The Western Balkan Mountains stretch for about 190 km and extend from the Vrashka Chuka Peak on the Serbia-Bulgaria border to the Arabakonak Pass. Midžor Peak which rises to an elevation of 2,169 m is the highest mountain peak in the Western Balkan Mountains.
The Central Balkan Mountains stretch for about 207 km and extend from the Arabakonak Pass to the Vratnik Pass. The Botev Peak, the highest peak in the entire Balkan Mountains, is located here.
The Eastern Balkan Mountains stretch for about 160 km and extend from the Vratnik Pass to Cape Emine on the Black Sea coast. It forms the lowest portion of the entire Balkan mountain range.
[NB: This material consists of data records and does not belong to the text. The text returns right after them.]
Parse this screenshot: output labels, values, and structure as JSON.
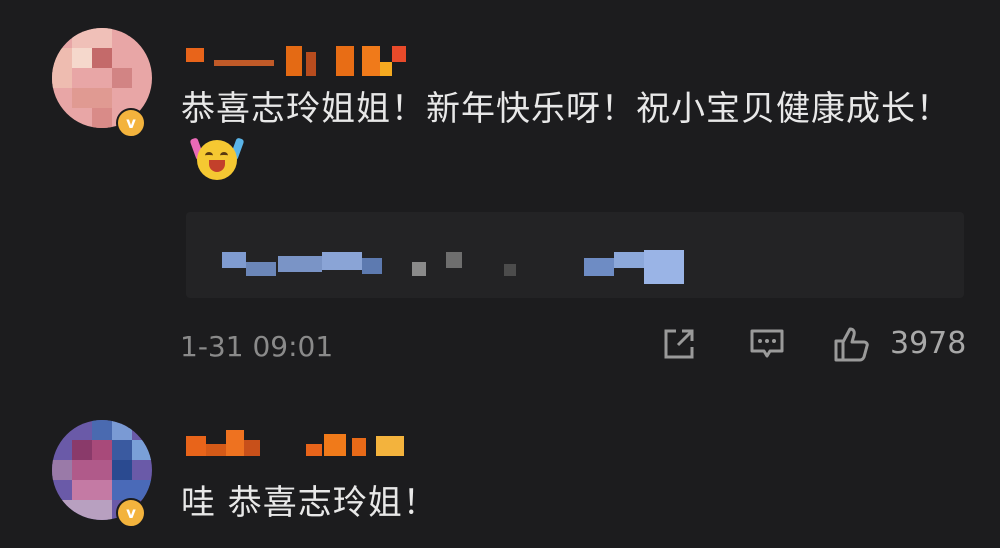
{
  "colors": {
    "background": "#1c1c1e",
    "quote_background": "#232325",
    "verified_badge": "#f3b33d",
    "text": "#e8e8e8",
    "meta": "#8a8a8a"
  },
  "comments": [
    {
      "avatar_icon": "pixelated-avatar",
      "verified_icon": "verified-v-badge",
      "text": "恭喜志玲姐姐！新年快乐呀！祝小宝贝健康成长！",
      "emoji_icon": "cheering-emoji",
      "date": "1-31 09:01",
      "likes": "3978"
    },
    {
      "avatar_icon": "pixelated-avatar",
      "verified_icon": "verified-v-badge",
      "text": "哇 恭喜志玲姐！"
    }
  ],
  "actions": {
    "share_icon": "share-icon",
    "reply_icon": "comment-icon",
    "like_icon": "thumbs-up-icon"
  }
}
Balgarka Peak which rises to an elevation of 1,181 m is the highest point of the Eastern Balkan Mountains.
Geologically, the Balkan Mountains are a chain of young fold mountains and form a continuation of the Alpine-Carpathian system. Together with the Alps and the Himalayas, these mountains form the youngest fold mountain ranges on the planet. The Balkan Mountains form a major division between the Danube River in the north and the Maritsa River in the south. The Iskar River, the widest river in Bulgaria, runs through the mountains and forms the 70km-long Iskar Gorge. The rivers Archar, Timok, Lom, Osam, Ogosta, and others rise in the Balkan Mountains and flow into the Danube River. Many waterfalls have been observed in the central and western portions of the Balkan Mountains. Some of the significant waterfalls include Borov Kamak, Raysko Praskalo, Babsko Praskalo, and the Karlovsko Praskalo. About 20 passes are situated in the Balkan Mountain ranges. Some of these are Shipka Pass, Petrohan Pass, Vratnik Pass, and Beklemeto Pass.
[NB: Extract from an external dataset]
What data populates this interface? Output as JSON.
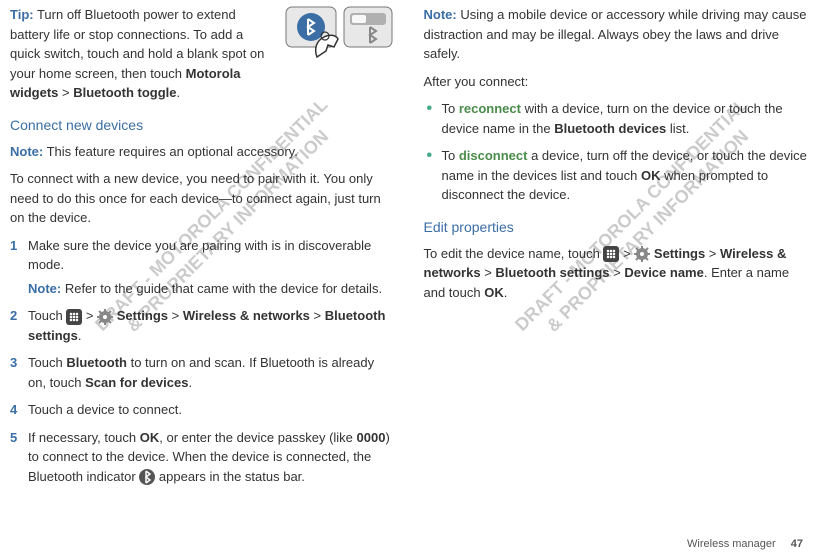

The Balkan Mountain ranges are famous for their varied flora and fauna. Vast uninterrupted swathes of coniferous and deciduous forests and Alpine meadows have been found across the mountain ranges. Trees such as Bosnian pine, Macedonian pine, and King Boris fir are endemic to the Balkan Mountain ranges. Several important mammals like the brown bear, boar, chamois, deer, and wolf are found here. Many significant protected areas and nature reserves are also located in these mountain ranges.
Since the foundation of the Kingdom of Bulgaria in the year 681, the Balkan Mountain ranges have historically been important for the nation and served as a natural fortress for the Bulgarian Empire. Several battles between the Bulgarian and the Byzantine Empires have been fought in these mountain ranges. The mountain town of Kalofer located near Botev Peak is the birthplace of the famous Bulgarian national hero and poet Hristo Botev. Shipka Pass also served as the location for many battles during the Russo-Turkish War of 1877-78.